According to Jeanne Young of Harbor UCLA, samarium has potential as a treatment in osteosarcoma. “After baseline laboratory studies, 21 dogs with biopsy proven bone sarcomas (17 osteo, two chondro, one chondro-osteo, one synovial) underwent intravenous treatment with Sm-153 EDTMP. Prior to SM 153 EDTMP, one dog had amputation of a limb, cisplatin therapy and external beam radiation, while another had surgery to debulk the tumor. Blood counts were obtained at intervals between one week and two months.

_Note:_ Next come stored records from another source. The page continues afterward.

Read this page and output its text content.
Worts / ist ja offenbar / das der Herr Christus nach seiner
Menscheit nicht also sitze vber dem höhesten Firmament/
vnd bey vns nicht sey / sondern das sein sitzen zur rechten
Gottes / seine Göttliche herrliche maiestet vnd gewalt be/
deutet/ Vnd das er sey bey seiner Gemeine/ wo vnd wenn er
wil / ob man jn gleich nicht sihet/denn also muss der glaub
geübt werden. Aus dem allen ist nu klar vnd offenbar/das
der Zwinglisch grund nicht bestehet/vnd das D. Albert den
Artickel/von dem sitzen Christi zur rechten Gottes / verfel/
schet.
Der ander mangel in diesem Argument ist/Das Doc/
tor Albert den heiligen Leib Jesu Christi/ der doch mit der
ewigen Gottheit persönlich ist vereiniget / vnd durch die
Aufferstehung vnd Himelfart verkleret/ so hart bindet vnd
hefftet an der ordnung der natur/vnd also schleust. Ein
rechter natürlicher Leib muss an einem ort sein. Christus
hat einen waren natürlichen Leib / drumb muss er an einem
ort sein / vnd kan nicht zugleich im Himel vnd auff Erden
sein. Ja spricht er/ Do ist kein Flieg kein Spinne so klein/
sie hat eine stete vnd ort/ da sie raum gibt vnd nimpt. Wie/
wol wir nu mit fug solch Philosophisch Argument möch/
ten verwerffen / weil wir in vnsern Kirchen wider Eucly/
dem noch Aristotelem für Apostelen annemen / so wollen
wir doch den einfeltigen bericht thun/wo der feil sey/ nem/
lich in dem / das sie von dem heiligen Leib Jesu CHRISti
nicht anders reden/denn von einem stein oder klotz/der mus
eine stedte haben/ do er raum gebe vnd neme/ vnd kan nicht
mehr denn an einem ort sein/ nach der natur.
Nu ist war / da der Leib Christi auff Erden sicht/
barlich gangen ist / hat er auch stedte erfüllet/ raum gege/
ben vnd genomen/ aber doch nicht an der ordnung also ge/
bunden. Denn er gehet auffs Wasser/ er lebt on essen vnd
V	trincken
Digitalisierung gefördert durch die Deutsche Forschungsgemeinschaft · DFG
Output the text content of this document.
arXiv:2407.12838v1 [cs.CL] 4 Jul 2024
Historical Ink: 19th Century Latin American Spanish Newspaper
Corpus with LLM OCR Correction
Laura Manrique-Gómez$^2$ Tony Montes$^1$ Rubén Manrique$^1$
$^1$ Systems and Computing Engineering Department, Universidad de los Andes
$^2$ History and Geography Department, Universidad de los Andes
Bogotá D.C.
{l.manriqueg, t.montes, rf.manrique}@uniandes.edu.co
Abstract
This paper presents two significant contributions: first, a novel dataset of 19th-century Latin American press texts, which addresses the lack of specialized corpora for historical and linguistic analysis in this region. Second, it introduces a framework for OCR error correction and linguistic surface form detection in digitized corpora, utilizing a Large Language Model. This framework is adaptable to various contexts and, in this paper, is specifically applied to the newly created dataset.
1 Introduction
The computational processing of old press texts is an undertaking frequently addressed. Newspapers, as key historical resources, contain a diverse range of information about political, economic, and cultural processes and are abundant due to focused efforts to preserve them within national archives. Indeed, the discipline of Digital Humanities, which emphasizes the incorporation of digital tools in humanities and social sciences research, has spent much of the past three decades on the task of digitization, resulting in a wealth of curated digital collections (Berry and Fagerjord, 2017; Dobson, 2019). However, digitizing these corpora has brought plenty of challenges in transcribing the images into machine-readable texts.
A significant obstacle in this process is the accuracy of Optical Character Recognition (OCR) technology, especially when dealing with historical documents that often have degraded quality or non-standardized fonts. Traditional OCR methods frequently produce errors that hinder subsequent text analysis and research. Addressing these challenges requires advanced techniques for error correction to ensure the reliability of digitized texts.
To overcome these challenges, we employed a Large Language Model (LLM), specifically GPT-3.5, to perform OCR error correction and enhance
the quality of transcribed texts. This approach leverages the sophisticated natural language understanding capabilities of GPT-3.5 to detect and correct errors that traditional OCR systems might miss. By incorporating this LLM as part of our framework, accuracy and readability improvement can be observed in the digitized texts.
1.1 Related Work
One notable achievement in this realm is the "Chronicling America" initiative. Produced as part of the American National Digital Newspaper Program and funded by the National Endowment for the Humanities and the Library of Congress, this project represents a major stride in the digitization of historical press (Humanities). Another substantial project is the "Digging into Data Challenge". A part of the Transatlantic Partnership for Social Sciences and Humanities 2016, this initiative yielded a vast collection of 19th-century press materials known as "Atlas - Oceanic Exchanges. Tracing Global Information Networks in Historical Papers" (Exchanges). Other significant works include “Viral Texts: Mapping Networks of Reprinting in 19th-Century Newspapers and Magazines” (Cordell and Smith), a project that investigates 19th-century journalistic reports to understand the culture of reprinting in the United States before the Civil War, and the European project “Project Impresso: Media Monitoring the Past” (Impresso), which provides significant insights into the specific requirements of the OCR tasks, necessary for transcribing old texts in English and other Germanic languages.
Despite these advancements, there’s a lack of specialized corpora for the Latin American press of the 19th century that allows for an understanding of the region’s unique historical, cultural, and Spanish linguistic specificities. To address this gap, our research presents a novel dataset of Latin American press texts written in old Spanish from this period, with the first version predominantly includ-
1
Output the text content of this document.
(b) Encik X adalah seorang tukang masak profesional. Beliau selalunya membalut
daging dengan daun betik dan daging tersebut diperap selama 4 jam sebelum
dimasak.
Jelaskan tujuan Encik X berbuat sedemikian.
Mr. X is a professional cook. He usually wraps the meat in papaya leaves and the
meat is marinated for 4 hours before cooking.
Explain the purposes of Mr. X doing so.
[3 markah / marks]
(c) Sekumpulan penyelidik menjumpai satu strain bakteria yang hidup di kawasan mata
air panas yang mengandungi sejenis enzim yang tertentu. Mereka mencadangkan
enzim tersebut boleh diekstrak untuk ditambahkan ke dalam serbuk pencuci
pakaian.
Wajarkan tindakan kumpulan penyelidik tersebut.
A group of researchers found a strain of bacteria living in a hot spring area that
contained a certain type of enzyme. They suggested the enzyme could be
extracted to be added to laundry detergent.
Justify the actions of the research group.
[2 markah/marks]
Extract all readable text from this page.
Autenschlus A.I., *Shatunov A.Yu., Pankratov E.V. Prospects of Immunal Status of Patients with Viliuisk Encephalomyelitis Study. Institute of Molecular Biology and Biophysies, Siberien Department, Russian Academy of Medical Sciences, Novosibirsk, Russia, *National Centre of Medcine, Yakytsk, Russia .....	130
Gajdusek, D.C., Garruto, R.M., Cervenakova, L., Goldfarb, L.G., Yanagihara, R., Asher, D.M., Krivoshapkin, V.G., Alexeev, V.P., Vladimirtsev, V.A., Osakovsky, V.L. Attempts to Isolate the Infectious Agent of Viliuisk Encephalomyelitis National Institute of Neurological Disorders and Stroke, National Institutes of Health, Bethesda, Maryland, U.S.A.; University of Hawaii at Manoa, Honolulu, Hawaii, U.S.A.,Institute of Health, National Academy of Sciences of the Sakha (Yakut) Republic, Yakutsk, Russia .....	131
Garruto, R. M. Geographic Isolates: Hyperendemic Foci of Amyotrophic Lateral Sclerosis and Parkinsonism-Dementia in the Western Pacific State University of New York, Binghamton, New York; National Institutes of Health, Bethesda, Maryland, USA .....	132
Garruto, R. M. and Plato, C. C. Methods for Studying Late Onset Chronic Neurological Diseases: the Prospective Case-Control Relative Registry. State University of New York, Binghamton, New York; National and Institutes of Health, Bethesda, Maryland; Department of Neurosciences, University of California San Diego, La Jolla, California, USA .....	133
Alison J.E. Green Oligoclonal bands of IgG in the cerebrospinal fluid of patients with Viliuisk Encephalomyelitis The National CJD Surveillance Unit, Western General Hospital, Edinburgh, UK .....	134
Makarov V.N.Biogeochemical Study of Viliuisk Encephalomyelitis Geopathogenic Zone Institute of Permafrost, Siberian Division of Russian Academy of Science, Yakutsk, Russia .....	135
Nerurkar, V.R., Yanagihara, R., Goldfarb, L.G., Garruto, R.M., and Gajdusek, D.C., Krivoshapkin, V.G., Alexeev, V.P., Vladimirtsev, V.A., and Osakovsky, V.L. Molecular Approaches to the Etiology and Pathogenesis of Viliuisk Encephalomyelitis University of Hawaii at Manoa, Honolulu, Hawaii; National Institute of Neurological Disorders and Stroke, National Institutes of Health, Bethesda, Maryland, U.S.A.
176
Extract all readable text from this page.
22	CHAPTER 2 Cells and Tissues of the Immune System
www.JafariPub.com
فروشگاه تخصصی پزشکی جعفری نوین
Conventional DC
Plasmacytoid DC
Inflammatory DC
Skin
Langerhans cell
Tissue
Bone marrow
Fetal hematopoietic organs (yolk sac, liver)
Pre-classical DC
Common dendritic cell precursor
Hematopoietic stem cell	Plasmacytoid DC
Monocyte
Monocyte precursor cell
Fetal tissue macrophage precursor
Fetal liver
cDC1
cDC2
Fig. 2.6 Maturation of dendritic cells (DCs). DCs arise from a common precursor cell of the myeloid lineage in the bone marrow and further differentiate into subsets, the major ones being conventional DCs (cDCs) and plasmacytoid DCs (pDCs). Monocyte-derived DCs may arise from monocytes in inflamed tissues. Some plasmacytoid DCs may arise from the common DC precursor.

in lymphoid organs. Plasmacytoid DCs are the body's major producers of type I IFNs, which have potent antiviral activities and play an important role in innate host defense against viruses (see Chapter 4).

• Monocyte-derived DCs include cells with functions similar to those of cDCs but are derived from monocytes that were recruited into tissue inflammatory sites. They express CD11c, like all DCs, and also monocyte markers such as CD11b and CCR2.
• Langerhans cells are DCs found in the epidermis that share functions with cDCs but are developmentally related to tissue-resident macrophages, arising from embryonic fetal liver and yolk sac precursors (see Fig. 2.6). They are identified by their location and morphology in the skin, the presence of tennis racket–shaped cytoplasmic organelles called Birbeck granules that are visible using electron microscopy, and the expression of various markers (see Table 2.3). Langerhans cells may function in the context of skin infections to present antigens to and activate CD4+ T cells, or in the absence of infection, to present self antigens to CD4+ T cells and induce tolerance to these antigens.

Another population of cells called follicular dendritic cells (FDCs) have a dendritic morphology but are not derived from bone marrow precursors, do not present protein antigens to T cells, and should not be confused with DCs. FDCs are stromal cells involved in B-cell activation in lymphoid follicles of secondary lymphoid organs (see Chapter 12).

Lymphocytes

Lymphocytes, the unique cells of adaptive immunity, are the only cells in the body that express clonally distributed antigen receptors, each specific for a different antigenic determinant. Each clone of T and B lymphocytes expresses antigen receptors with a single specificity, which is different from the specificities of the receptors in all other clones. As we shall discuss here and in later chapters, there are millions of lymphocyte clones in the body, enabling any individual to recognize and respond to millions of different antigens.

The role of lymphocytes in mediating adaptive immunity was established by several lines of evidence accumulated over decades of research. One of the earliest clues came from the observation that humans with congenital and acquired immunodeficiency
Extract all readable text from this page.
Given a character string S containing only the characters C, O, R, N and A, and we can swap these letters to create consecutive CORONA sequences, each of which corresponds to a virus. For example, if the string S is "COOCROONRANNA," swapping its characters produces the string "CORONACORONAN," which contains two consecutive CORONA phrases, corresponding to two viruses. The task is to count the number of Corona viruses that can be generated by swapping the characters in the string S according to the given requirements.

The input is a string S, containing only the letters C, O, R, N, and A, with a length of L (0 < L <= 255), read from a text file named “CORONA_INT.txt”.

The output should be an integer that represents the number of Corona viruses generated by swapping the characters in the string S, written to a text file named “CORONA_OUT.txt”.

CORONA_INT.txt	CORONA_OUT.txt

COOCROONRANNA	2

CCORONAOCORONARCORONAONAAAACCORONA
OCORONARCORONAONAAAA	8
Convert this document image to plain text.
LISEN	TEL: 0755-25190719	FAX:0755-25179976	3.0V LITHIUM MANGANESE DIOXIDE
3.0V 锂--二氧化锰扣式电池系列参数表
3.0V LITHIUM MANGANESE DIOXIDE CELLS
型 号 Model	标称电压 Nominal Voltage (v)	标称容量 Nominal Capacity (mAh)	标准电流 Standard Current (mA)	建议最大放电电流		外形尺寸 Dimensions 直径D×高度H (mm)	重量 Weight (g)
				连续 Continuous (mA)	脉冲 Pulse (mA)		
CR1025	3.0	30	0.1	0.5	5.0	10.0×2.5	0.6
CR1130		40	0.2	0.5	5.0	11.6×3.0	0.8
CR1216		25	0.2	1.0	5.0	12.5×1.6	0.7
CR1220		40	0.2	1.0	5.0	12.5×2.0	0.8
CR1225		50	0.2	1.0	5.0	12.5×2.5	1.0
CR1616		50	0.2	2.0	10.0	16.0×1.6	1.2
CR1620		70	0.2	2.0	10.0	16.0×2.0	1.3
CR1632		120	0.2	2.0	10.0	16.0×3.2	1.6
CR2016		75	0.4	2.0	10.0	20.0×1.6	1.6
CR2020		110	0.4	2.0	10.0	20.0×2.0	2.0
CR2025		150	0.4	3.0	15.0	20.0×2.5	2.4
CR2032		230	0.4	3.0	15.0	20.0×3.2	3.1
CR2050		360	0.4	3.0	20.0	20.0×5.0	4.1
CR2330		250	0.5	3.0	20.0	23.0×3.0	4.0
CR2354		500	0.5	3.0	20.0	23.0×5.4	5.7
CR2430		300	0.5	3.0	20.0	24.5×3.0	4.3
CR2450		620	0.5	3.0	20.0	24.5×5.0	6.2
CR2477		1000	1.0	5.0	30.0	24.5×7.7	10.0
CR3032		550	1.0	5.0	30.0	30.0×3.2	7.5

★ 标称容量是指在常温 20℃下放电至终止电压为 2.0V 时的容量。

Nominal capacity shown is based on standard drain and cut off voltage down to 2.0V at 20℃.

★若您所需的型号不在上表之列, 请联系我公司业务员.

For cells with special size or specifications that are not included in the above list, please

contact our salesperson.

Three dogs with white blood cell (WBC) counts near zero developed sepsis and died within three weeks of treatment. One dog developed transient aplastic anemia at 13 weeks following cisplatin administration. Maximum WBD depression occurred at three to four weeks post Sm 153 EDTMP decreasing to critical levels below 0.5 x 10/mm, with platelets reaching nadir at three to four weeks. Post treatment survival time, excluding the animals that died from sepsis ranged from three months to one-year with an average survival of 20.2 weeks as compared to 8.7 weeks in prior series without Sm 153 EDTMP. Survival time increased to 19.9 weeks when cisplatin and/or surgery followed SM-153 EDTMP. With the exception of chondrosarcoma all dogs experienced pain relief. Follow up scans using Tc-99m methylene diphosphonate were performed after three months in five of 13 surviving dogs. Tumor uptake decreased in three of the five and remained stable in the other two following therapy. After high dose Sm-153 EDTMP pain palliation was apparent in all dogs with osteosarcoma. A small percentage of sarcomas may show long-term survival with Sm-153 EDTMP. Chondrosarcomas were unaffected. Myelosuppression was severe but transient in most.” (“Ethylenediaminetetramethylene Phosphate *SM-153 EDTMP) in the treatment of bone sarcomas, J.C. Young, F.S. Mishkin, May 1999)

Jeanne Young said it is important to treat with Sm-153 EDTMP again in six months and then annually thereafter. She believes external beam radiation--at least three treatments before treating with Sm-153 EDTMP-- increases the odds of survival. One of Jeanne’s patients, a Doberman pincher, was doing well after three years. Samarium is no longer offered at Harbor-UCLA, but a new study at the University of Missouri, headed by Dr. Carolyn Henry and funded by Morris Animal Foundation is underway.